While most of us are aware of the death benefits that life insurance plans offer, the reality is that such cover also offers a lot of advantages for the living.

·         Tax Benefits: Buying whole life or term cover is an excellent way to save on taxes. The premiums you pay are tax deductible under Section 80c of the Income Tax Act to a maximum of Rs 1.5 lakhs. Maturity benefits are also tax free under Section 10(10D) and Section 10(10A)(iii) of the Income Tax Act of India.
·         Retirement Planning: If you want to continue to maintain your standard of living even when you are no longer actively employed, you need to start planning early and build a corpus. A life insurance policy can help you with disciplined savings for life after retirement. You pay the premiums while you earn and reap the benefits post retirement.
·         Diversifying your Investment Portfolio: With a good mix of high, low and medium risk investment vehicles, you can be sure that you have a well balanced portfolio that can withstand even a volatile economy and the ups and downs of the markets. For those with lower risk appetite, life cover could be a good option to add to one’s investment portfolio.
·         Loans and Loan Repayment: Did you know that you can use your policy as collateral when you apply for a loan? So, not only does life insurance in India help you save, it can help you get funds when you need it the most. In addition, this is one investment instrument that can also help you repay for loans or help your family repay any debt that may outlive you.
·         Peace of Mind: Not only for you but also for your loved ones, knowing that you have planned ahead to ensure that the family remains financially secure even under the most unfortunate circumstances can do a lot to relieve stress. It also works wonders on strengthening the bond in relationships, knowing that you care enough to make sure that even when you aren’t there to take care of them, you will actually be taking care of them through a good policy.

Monday 4 January 2016

Senior Citizens – Should They Buy a Health Plan?

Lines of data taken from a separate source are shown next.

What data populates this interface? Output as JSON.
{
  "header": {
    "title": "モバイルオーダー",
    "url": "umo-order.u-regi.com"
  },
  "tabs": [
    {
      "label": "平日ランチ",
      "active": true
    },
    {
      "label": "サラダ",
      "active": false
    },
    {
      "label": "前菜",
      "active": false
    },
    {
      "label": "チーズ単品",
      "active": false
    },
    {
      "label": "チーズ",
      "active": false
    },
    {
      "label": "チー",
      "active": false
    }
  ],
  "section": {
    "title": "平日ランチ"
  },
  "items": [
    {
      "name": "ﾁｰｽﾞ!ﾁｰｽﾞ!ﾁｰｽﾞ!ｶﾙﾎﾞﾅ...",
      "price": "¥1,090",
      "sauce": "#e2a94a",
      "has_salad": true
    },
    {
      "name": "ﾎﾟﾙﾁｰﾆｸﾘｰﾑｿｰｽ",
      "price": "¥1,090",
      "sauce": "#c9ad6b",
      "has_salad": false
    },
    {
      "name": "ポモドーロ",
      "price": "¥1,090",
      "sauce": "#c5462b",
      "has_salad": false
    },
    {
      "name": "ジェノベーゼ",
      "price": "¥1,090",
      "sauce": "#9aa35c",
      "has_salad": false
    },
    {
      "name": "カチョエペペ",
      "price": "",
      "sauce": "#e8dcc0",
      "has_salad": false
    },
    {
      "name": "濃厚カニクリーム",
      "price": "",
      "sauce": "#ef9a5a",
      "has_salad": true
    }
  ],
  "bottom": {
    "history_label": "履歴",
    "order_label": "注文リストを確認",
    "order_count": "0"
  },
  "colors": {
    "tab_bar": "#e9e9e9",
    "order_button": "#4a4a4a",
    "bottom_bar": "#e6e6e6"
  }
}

Senior Citizens – Should They Buy a Health Plan?

Insurance companies are less than willing to offer medical insurance to senior citizens, owing to the simple fact that chances of claims increase due to increasing risk of falling ill as you age. An amendment to the IRDA 2009 guidelines enabled Indian citizens up to the age of 65 years to buy a medical insurance policy and get it renewed without any exit age, according to an article published in Money Today in July 2012. Insurers also have to state the reason for rejection in written.

Why Should Senior Citizens Get Health Insurance


Life expectancy has increased due to healthcare advancements but the cost of availing these services have also increased with rising inflation. Medical coverage becomes a necessity in today’s age if you want to avail the best services. If you are a senior citizen living off your pension, then it becomes all the more important to save yourself from future financial crises. However, healthy you may be, diseases can come knocking on anybody’s door. Don’t wait to fall ill to get yourself medically insured.

You might be covered under an employee’s health insurance plan of one your children but taking a personal individual policy can help you reap more benefits. Although premiums may be higher for senior citizens, there is a lot you can do to ensure lower premiums. Medical insurance plans do not cover pre-existing diseases and if they do, they charge an extra premium to cover the additional risk. Some insurers never cover pre-existing illnesses, while for others, the cover starts after a certain period of the policy having been taken.


How to Choose a Policy


You must choose a policy according to your current health and financial condition. You may also undergo a medical test to evaluate your needs. Insurers reward individuals with a healthy lifestyle with lower premiums. You can either take medical coverage that offers protection for specific diseases or you can take a normal medical insurance plan and buy an additional critical illness rider. Generally, the minimum cover that any plan provides is hospitalization and surgery costs. It is essential to read the policy documents carefully and choose a plan according to your needs.


You can also avail tax benefits of up to Rs 15,000 on premium payments under section 80 D of the Income Tax Act. Individuals who are paying premiums for their parents as well can avail tax deduction of up to Rs 35,000 (Rs 15,000 for one’s own policy and Rs 20,000 for parents’ premium payments).